It's just a song, man. He never actually served time in Folson Prison, he just performed there. "Although he carefully cultivated a romantic outlaw image, he never served a prison sentence, although he landed in jail seven times for misdemeanors, each stay lasting a single night."
"While an airman in West Germany, Cash saw the B-movie Inside the Walls of Folsom Prison (1951), which inspired him to write an early draft of one of his most famous songs, "Folsom Prison Blues".
Cash felt great compassion for prisoners. As he wrote in his 1997 autobiography, he began performing concerts at various prisons starting in the late 1950s. These performances led to a pair of highly successful live albums, Johnny Cash at Folsom Prison (1968) and Johnny Cash at San Quentin (1969).
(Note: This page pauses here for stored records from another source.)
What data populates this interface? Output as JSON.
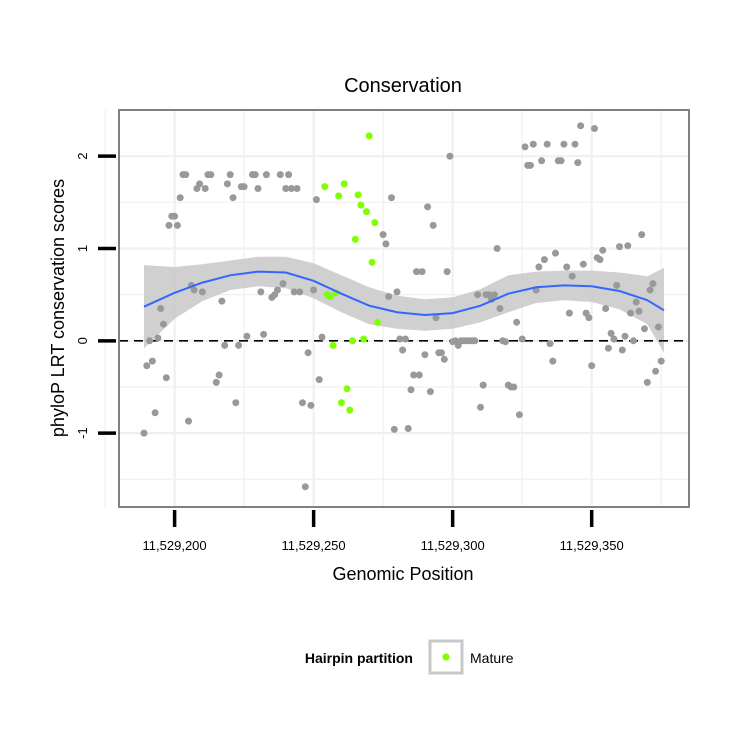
{
  "chart_data": {
    "type": "scatter",
    "title": "Conservation",
    "xlabel": "Genomic Position",
    "ylabel": "phyloP LRT conservation scores",
    "xlim": [
      11529180,
      11529385
    ],
    "ylim": [
      -1.8,
      2.5
    ],
    "x_ticks": [
      11529200,
      11529250,
      11529300,
      11529350
    ],
    "x_tick_labels": [
      "11,529,200",
      "11,529,250",
      "11,529,300",
      "11,529,350"
    ],
    "y_ticks": [
      -1,
      0,
      1,
      2
    ],
    "y_tick_labels": [
      "-1",
      "0",
      "1",
      "2"
    ],
    "grid": true,
    "reference_line": {
      "y": 0,
      "style": "dashed"
    },
    "legend": {
      "title": "Hairpin partition",
      "placement": "bottom",
      "entries": [
        "Mature"
      ]
    },
    "colors": {
      "background": "#ffffff",
      "grid": "#f0f0f0",
      "gray_points": "#999999",
      "mature_points": "#7fff00",
      "smooth_line": "#3366ff",
      "confidence_band": "#c8c8c8"
    },
    "smooth": {
      "x": [
        11529189,
        11529200,
        11529210,
        11529220,
        11529230,
        11529240,
        11529250,
        11529260,
        11529270,
        11529280,
        11529290,
        11529300,
        11529310,
        11529320,
        11529330,
        11529340,
        11529350,
        11529360,
        11529370,
        11529376
      ],
      "y": [
        0.37,
        0.52,
        0.63,
        0.71,
        0.75,
        0.74,
        0.65,
        0.51,
        0.38,
        0.31,
        0.28,
        0.3,
        0.38,
        0.51,
        0.58,
        0.6,
        0.59,
        0.54,
        0.44,
        0.33
      ],
      "lo": [
        -0.08,
        0.24,
        0.43,
        0.55,
        0.59,
        0.57,
        0.46,
        0.31,
        0.18,
        0.13,
        0.11,
        0.13,
        0.2,
        0.31,
        0.41,
        0.44,
        0.42,
        0.34,
        0.18,
        -0.13
      ],
      "hi": [
        0.82,
        0.8,
        0.83,
        0.87,
        0.91,
        0.91,
        0.84,
        0.71,
        0.58,
        0.49,
        0.45,
        0.47,
        0.56,
        0.71,
        0.75,
        0.76,
        0.76,
        0.74,
        0.7,
        0.79
      ]
    },
    "series": [
      {
        "legend": false,
        "points": [
          [
            11529189,
            -1.0
          ],
          [
            11529190,
            -0.27
          ],
          [
            11529191,
            0.0
          ],
          [
            11529192,
            -0.22
          ],
          [
            11529193,
            -0.78
          ],
          [
            11529194,
            0.03
          ],
          [
            11529195,
            0.35
          ],
          [
            11529196,
            0.18
          ],
          [
            11529197,
            -0.4
          ],
          [
            11529198,
            1.25
          ],
          [
            11529199,
            1.35
          ],
          [
            11529200,
            1.35
          ],
          [
            11529201,
            1.25
          ],
          [
            11529202,
            1.55
          ],
          [
            11529203,
            1.8
          ],
          [
            11529204,
            1.8
          ],
          [
            11529205,
            -0.87
          ],
          [
            11529206,
            0.6
          ],
          [
            11529207,
            0.55
          ],
          [
            11529208,
            1.65
          ],
          [
            11529209,
            1.7
          ],
          [
            11529210,
            0.53
          ],
          [
            11529211,
            1.65
          ],
          [
            11529212,
            1.8
          ],
          [
            11529213,
            1.8
          ],
          [
            11529215,
            -0.45
          ],
          [
            11529216,
            -0.37
          ],
          [
            11529217,
            0.43
          ],
          [
            11529218,
            -0.05
          ],
          [
            11529219,
            1.7
          ],
          [
            11529220,
            1.8
          ],
          [
            11529221,
            1.55
          ],
          [
            11529222,
            -0.67
          ],
          [
            11529223,
            -0.05
          ],
          [
            11529224,
            1.67
          ],
          [
            11529225,
            1.67
          ],
          [
            11529226,
            0.05
          ],
          [
            11529228,
            1.8
          ],
          [
            11529229,
            1.8
          ],
          [
            11529230,
            1.65
          ],
          [
            11529231,
            0.53
          ],
          [
            11529232,
            0.07
          ],
          [
            11529233,
            1.8
          ],
          [
            11529235,
            0.47
          ],
          [
            11529236,
            0.5
          ],
          [
            11529237,
            0.55
          ],
          [
            11529238,
            1.8
          ],
          [
            11529239,
            0.62
          ],
          [
            11529240,
            1.65
          ],
          [
            11529241,
            1.8
          ],
          [
            11529242,
            1.65
          ],
          [
            11529243,
            0.53
          ],
          [
            11529244,
            1.65
          ],
          [
            11529245,
            0.53
          ],
          [
            11529246,
            -0.67
          ],
          [
            11529247,
            -1.58
          ],
          [
            11529248,
            -0.13
          ],
          [
            11529249,
            -0.7
          ],
          [
            11529250,
            0.55
          ],
          [
            11529251,
            1.53
          ],
          [
            11529252,
            -0.42
          ],
          [
            11529253,
            0.04
          ],
          [
            11529275,
            1.15
          ],
          [
            11529276,
            1.05
          ],
          [
            11529277,
            0.48
          ],
          [
            11529278,
            1.55
          ],
          [
            11529279,
            -0.96
          ],
          [
            11529280,
            0.53
          ],
          [
            11529281,
            0.02
          ],
          [
            11529282,
            -0.1
          ],
          [
            11529283,
            0.02
          ],
          [
            11529284,
            -0.95
          ],
          [
            11529285,
            -0.53
          ],
          [
            11529286,
            -0.37
          ],
          [
            11529287,
            0.75
          ],
          [
            11529288,
            -0.37
          ],
          [
            11529289,
            0.75
          ],
          [
            11529290,
            -0.15
          ],
          [
            11529291,
            1.45
          ],
          [
            11529292,
            -0.55
          ],
          [
            11529293,
            1.25
          ],
          [
            11529294,
            0.25
          ],
          [
            11529295,
            -0.13
          ],
          [
            11529296,
            -0.13
          ],
          [
            11529297,
            -0.2
          ],
          [
            11529298,
            0.75
          ],
          [
            11529299,
            2.0
          ],
          [
            11529300,
            -0.01
          ],
          [
            11529301,
            0.0
          ],
          [
            11529302,
            -0.05
          ],
          [
            11529303,
            0.0
          ],
          [
            11529304,
            0.0
          ],
          [
            11529305,
            0.0
          ],
          [
            11529306,
            0.0
          ],
          [
            11529307,
            0.0
          ],
          [
            11529308,
            0.0
          ],
          [
            11529309,
            0.5
          ],
          [
            11529310,
            -0.72
          ],
          [
            11529311,
            -0.48
          ],
          [
            11529312,
            0.5
          ],
          [
            11529313,
            0.5
          ],
          [
            11529314,
            0.45
          ],
          [
            11529315,
            0.5
          ],
          [
            11529316,
            1.0
          ],
          [
            11529317,
            0.35
          ],
          [
            11529318,
            0.0
          ],
          [
            11529319,
            -0.01
          ],
          [
            11529320,
            -0.48
          ],
          [
            11529321,
            -0.5
          ],
          [
            11529322,
            -0.5
          ],
          [
            11529323,
            0.2
          ],
          [
            11529324,
            -0.8
          ],
          [
            11529325,
            0.02
          ],
          [
            11529326,
            2.1
          ],
          [
            11529327,
            1.9
          ],
          [
            11529328,
            1.9
          ],
          [
            11529329,
            2.13
          ],
          [
            11529330,
            0.55
          ],
          [
            11529331,
            0.8
          ],
          [
            11529332,
            1.95
          ],
          [
            11529333,
            0.88
          ],
          [
            11529334,
            2.13
          ],
          [
            11529335,
            -0.03
          ],
          [
            11529336,
            -0.22
          ],
          [
            11529337,
            0.95
          ],
          [
            11529338,
            1.95
          ],
          [
            11529339,
            1.95
          ],
          [
            11529340,
            2.13
          ],
          [
            11529341,
            0.8
          ],
          [
            11529342,
            0.3
          ],
          [
            11529343,
            0.7
          ],
          [
            11529344,
            2.13
          ],
          [
            11529345,
            1.93
          ],
          [
            11529346,
            2.33
          ],
          [
            11529347,
            0.83
          ],
          [
            11529348,
            0.3
          ],
          [
            11529349,
            0.25
          ],
          [
            11529350,
            -0.27
          ],
          [
            11529351,
            2.3
          ],
          [
            11529352,
            0.9
          ],
          [
            11529353,
            0.88
          ],
          [
            11529354,
            0.98
          ],
          [
            11529355,
            0.35
          ],
          [
            11529356,
            -0.08
          ],
          [
            11529357,
            0.08
          ],
          [
            11529358,
            0.02
          ],
          [
            11529359,
            0.6
          ],
          [
            11529360,
            1.02
          ],
          [
            11529361,
            -0.1
          ],
          [
            11529362,
            0.05
          ],
          [
            11529363,
            1.03
          ],
          [
            11529364,
            0.3
          ],
          [
            11529365,
            0.0
          ],
          [
            11529366,
            0.42
          ],
          [
            11529367,
            0.32
          ],
          [
            11529368,
            1.15
          ],
          [
            11529369,
            0.13
          ],
          [
            11529370,
            -0.45
          ],
          [
            11529371,
            0.55
          ],
          [
            11529372,
            0.62
          ],
          [
            11529373,
            -0.33
          ],
          [
            11529374,
            0.15
          ],
          [
            11529375,
            -0.22
          ]
        ]
      },
      {
        "name": "Mature",
        "legend": true,
        "points": [
          [
            11529254,
            1.67
          ],
          [
            11529255,
            0.5
          ],
          [
            11529256,
            0.48
          ],
          [
            11529257,
            -0.05
          ],
          [
            11529258,
            0.52
          ],
          [
            11529259,
            1.57
          ],
          [
            11529260,
            -0.67
          ],
          [
            11529261,
            1.7
          ],
          [
            11529262,
            -0.52
          ],
          [
            11529263,
            -0.75
          ],
          [
            11529264,
            0.0
          ],
          [
            11529265,
            1.1
          ],
          [
            11529266,
            1.58
          ],
          [
            11529267,
            1.47
          ],
          [
            11529268,
            0.02
          ],
          [
            11529269,
            1.4
          ],
          [
            11529270,
            2.22
          ],
          [
            11529271,
            0.85
          ],
          [
            11529272,
            1.28
          ],
          [
            11529273,
            0.2
          ]
        ]
      }
    ]
  }
}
The Folsom Prison record was introduced by a powerful rendition of his classic "Folsom Prison Blues," while the San Quentin record included the crossover hit single "A Boy Named Sue," a Shel Silverstein-penned novelty song that reached No. 1 on the country charts and No. 2 on the US Top Ten pop charts. The AM versions of the latter contained a couple of profanities which were blipped out in that more-sensitive era. The modern CD versions are unedited and uncensored, and thus also longer than the original vinyl albums, giving a good flavor of what the concerts were like, with their highly receptive audiences of convicts.
Apart from his performances at Folsom Prison and San Quentin, and various other U.S. correctional facilities, Cash also performed at Österåkeranstalten (The Österåker Prison) north of Stockholm, Sweden in 1972. The recording was released in 1973. Between the songs Cash can be heard speaking Swedish which was greatly appreciated by the inmates.
Shortly after his historic concert at Madison Square Garden in the waning days of the 1960s, his son (and only child with June) John Carter Cash was born.
After he quit using drugs in the late 1960s and early 1970s, Cash rediscovered his Christian faith, taking an "altar call" in Evangel Temple, a small church in the Nashville area. Cash chose this church over many other larger, celebrity churches in the Nashville area because he said he was just another man there, and not a celebrity."